OpenJurist

278 F2d 840 Emerald Lumber Company v. United States

278 F.2d 840

EMERALD LUMBER COMPANY, Appellant,
v.
UNITED STATES of America, Appellee.

No. 14017.

United States Court of Appeals Sixth Circuit.

June 3, 1960.

Charles Ginocchio, Cincinnati, Ohio, for appellant, John A. Scanlon, Cincinnati, Ohio, on the brief.

Thomas Stueve, First Asst.
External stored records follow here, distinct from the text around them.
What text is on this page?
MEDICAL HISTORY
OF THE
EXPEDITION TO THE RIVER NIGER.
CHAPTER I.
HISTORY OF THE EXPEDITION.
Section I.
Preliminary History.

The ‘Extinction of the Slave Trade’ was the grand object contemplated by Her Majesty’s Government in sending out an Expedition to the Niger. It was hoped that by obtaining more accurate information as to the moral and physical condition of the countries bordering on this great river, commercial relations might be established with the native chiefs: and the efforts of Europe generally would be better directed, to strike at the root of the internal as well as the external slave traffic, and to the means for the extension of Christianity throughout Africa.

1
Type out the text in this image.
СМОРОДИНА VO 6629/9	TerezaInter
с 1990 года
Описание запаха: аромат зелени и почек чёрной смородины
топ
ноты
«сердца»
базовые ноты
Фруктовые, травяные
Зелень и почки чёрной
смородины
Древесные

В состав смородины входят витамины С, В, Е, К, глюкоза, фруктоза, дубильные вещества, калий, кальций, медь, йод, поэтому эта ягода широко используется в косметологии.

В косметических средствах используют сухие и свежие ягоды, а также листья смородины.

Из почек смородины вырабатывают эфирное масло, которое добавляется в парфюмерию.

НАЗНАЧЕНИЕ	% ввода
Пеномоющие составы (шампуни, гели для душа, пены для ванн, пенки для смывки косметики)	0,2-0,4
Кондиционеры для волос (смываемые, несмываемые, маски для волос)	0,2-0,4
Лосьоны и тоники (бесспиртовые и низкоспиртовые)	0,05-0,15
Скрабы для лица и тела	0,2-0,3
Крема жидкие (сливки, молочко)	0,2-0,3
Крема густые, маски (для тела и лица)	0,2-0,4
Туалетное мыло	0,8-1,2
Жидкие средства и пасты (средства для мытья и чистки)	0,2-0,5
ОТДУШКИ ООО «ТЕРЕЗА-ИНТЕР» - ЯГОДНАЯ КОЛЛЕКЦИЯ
U. S. Atty., Cincinnati, Ohio, and Gerald E. Jessup, Atty., Interstate Commerce Commission, Washington, D. C., for appellee, Hugh K. Martin, U. S. Atty., Cincinnati, Ohio, on the brief.

Before McALLISTER, Chief Judge, and MARTIN and O'SULLIVAN, Circuit Judges.

MARTIN, Circuit Judge.

1

Emerald Lumber Company was convicted by jury verdict on fifteen counts charging violation of Title 49, Section 41(1), United States Code Annotated, commonly called the "Elkins Act." The United States District Judge sentenced appellant to pay aggregated fines of $17,500 on the fifteen counts.

2

The Elkins Act, for the violation of which appellant was convicted, makes it "unlawful for any person, persons, or corporation to offer, grant, or give, or to solicit, accept, or receive any rebate, concession, or discrimination in respect to the transportation of any property in interstate or foreign commerce by any common carrier subject to said chapter whereby any such property shall by any device whatever be transported at a less rate than that named in the tariffs published and filed by such carrier, as is required by said chapter, or whereby any other advantage is given or discrimination is practiced." The Act provides that every person or corporation, whether carrier or shipper, who shall knowingly offer, grant, or give, or solicit, accept, or receive any such rebate, concession, or discrimination, shall be deemed guilty of a misdemeanor; and, upon conviction, shall be punished by fine of not less than $1,000, nor more than $20,000.

3

We find ample substantial evidence in the record to support the jury verdict. The expert testimony of which appellant complains was properly received in evidence. Rudin v. United States, 6 Cir., 254 F.2d 45, 50; Detroit T. & I. R. Co. v. Banning, 6 Cir., 173 F.2d 752, 756 (C.A. 6). There was no reversible error in the court's admitting or receiving evidence. The court correctly charged the applicable law and committed no reversible error in declining appellant's special requests which were declined.

4

The law of this case was settled in this circuit twenty years ago in Boone v. United States, 6 Cir., 109 F.2d 560 in which the facts were not substantially dissimilar to those found here. The Boone case was tried in the district court by one of the judges now sitting on this appeal. On review, the United States Court of Appeals, in an opinion by Judge Hamilton with Judges Hicks and Simons concurring, stated that the Elkins Act had been passed to eliminate every form of inequality in the use of interstate commerce as an instrument of business; and had, therefore, made it unlawful for anyone to receive any concession in respect of transportation by common carrier of any property in interstate commerce whereby inequality resulted. The court said [at page 563]: "It is not practical to require that identity of each carload of grain be preserved but to the end that loose and fraudulent practices, the use of unlawful rates, unjust discrimination, undue prejudice and substantial revenue losses to the carrier may be prevented, it is unlawful to substitute or forward under the transit rate any commodity that does not move into the transit point at such rate."

5

The judgment of conviction and sentence is affirmed.